Following the Liberal’s devastating defeat in the federal election last month, a youthful contingent of the Alberta Liberal Party is looking inwards and attempting to re-engage voters.
“The change is being done by the young people,” said 32-year-old party president Erick Ambtman, who earned his position as president just two years after joining the party.
“And the young people are being mentored by people who have been doing it time after time after time,” he said.
Ambtman, who has been pushing for change for the last two years, has seen some heavy resistance from the older generation of the party after he played a central role in amending the party’s constitution.
“People get comfortable with what they’re doing because they know it, they understand it,” he said.
On May 29 the party “opened up” its leadership vote to the public, so any Albertan resident can vote for a candidate this September, rather than members only.
They also called for stricter adherence to the party’s most popular policies, as each leadership candidate will be required to choose two of the top three most popular party policies to include in his platform.
“Now policy is boss; policy is king,” said Liberal Executive Director Corey Hogan, who engineered the idea.
“It was a lot of lip service before,” Ambtman added.

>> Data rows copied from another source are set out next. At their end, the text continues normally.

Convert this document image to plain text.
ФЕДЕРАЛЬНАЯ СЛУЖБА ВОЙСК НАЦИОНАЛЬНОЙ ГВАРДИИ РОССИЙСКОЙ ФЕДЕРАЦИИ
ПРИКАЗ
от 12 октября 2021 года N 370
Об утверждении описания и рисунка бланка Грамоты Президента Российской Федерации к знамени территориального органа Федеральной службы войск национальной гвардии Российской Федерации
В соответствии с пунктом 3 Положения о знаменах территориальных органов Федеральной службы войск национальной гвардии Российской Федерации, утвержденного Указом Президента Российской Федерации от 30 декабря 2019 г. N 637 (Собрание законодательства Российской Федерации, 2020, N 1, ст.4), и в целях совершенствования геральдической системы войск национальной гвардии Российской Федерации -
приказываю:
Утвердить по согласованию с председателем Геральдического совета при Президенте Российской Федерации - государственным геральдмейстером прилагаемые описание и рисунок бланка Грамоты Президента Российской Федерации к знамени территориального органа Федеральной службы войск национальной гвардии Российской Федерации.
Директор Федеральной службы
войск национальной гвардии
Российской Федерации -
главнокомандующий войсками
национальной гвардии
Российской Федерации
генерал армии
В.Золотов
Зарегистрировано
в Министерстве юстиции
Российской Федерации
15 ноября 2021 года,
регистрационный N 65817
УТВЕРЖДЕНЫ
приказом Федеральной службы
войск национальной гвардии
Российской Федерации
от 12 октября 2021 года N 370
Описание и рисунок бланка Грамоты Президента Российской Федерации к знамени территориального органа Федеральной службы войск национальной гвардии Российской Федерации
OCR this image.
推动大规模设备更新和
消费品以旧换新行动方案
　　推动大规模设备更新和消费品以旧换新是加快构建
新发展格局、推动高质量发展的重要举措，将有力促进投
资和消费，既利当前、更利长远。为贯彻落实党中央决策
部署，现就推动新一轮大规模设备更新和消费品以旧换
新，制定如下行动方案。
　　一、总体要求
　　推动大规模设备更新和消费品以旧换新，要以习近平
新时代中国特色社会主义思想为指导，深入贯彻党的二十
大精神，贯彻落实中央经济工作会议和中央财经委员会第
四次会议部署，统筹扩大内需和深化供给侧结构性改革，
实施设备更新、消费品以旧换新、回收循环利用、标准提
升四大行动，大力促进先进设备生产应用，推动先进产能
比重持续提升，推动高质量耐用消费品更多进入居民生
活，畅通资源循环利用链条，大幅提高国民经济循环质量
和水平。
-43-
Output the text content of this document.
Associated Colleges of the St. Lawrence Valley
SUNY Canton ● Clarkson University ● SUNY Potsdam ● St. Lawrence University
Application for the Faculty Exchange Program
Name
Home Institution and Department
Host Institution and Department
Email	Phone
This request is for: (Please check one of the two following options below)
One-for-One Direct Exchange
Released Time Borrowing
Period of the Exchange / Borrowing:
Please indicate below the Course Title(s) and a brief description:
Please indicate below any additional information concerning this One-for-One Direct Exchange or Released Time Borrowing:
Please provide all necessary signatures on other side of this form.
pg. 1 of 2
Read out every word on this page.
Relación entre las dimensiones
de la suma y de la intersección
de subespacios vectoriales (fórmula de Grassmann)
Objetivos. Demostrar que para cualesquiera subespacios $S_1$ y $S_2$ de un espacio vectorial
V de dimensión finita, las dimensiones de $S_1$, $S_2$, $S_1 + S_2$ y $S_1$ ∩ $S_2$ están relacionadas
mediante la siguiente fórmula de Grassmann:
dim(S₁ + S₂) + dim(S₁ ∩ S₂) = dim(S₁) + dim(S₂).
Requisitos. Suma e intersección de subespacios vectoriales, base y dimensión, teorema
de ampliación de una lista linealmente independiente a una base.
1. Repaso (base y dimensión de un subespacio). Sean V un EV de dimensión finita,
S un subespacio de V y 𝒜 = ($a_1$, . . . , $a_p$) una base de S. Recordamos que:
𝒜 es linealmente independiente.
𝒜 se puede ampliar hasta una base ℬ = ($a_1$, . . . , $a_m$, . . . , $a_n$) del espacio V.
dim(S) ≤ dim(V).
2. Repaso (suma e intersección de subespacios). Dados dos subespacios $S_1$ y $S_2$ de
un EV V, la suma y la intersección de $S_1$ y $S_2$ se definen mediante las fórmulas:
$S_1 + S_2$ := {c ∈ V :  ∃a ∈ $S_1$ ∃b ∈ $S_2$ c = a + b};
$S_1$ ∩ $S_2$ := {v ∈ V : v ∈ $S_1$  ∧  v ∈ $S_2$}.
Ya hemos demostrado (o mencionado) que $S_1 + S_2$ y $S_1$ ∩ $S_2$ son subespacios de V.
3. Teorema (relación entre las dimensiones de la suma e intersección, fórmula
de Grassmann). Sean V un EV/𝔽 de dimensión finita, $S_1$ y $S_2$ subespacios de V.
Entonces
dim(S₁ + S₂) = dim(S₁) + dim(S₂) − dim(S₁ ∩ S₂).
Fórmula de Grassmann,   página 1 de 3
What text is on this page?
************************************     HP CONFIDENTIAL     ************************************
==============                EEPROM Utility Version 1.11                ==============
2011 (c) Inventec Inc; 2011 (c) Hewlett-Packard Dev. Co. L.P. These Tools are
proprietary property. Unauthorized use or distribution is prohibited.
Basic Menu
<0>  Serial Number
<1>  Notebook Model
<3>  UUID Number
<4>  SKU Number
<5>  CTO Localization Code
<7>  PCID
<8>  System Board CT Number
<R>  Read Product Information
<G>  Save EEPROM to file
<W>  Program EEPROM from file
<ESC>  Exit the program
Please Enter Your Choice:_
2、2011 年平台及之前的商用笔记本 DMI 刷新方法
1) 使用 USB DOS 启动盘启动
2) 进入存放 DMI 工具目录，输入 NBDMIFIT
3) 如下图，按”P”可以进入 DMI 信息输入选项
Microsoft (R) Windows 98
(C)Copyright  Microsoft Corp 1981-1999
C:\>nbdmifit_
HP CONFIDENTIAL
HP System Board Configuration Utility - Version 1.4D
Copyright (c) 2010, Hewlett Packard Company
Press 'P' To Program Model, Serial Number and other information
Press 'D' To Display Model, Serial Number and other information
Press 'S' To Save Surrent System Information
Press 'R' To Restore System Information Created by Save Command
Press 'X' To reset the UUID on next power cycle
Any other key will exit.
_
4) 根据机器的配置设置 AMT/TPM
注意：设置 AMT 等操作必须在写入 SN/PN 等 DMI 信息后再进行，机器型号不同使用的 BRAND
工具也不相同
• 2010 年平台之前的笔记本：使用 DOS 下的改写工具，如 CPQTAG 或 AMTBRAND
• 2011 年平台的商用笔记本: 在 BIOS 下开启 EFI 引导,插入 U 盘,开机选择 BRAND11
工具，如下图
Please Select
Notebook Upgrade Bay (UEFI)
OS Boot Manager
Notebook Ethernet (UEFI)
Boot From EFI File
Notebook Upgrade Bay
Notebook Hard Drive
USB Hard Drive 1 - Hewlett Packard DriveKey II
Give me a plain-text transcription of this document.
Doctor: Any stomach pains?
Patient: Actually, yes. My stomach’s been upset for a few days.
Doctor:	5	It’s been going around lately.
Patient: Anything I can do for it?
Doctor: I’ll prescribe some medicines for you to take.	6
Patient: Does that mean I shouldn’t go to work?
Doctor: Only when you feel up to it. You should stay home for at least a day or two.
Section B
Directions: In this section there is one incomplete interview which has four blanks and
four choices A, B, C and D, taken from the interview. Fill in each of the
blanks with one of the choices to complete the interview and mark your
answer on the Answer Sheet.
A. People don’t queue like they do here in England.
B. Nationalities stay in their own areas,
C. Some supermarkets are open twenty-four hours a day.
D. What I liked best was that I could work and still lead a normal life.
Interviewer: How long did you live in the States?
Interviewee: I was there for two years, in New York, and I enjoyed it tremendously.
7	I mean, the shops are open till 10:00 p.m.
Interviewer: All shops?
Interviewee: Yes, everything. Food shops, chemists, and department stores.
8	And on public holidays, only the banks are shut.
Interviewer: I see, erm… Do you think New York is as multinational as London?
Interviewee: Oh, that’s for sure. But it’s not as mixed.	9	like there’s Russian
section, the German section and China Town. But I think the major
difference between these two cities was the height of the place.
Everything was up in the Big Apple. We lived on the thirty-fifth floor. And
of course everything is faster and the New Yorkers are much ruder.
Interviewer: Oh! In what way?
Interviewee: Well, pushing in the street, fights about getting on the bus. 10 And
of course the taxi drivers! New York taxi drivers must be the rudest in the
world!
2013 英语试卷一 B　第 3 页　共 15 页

Ambtman also spearheaded a committee comprised mainly of young Liberal volunteers who are dedicated to voter outreach in the Edmonton area, called the Committee of Awesome.
With all the bland names that usually title political boards and committees, Ambtman wanted to try something fresh, and wanted to approach the electorate differently.
“We’ve worked hard to bring our swagger back, to bring our strut back,” he said. “We’re talking about the Committee of Awesome, and you don’t name a committee something like that unless you feel awesome.”
The committee met Thursday in a private courtyard outside an Edmonton high-rise apartment on 108 Street and Saskatchewan Drive.
About 15 party members sat out in the evening sun, young and old alike, to discuss what needs to change, what went wrong.
Leadership candidate Hugh MacDonald was there, as well as Edmonton-Riverview candidate Arif Khan and federal candidate in Edmonton-Mill Woods-Beaumont Michael Butler.
Ambtman sat comfortably in a lounging chair away from the main group, seated under the modest bit of shade the courtyard offered.
He admits changing voter’s attitudes can be daunting, sometimes overwhelming. But it all takes time, he insists. The constitutional changes on May 29 “was a result of a year of hard work,” he said.
“We’re on a roll, a long quiet roll,” he said.
He has one goal in mind. He doesn’t dwell on the Alberta Party’s potential, the Conservative’s seeming immunity to health-care mismanagement or the devastating defeat in the federal election.
For Ambtman, it’s always forward.
“An election is not the end,” he said.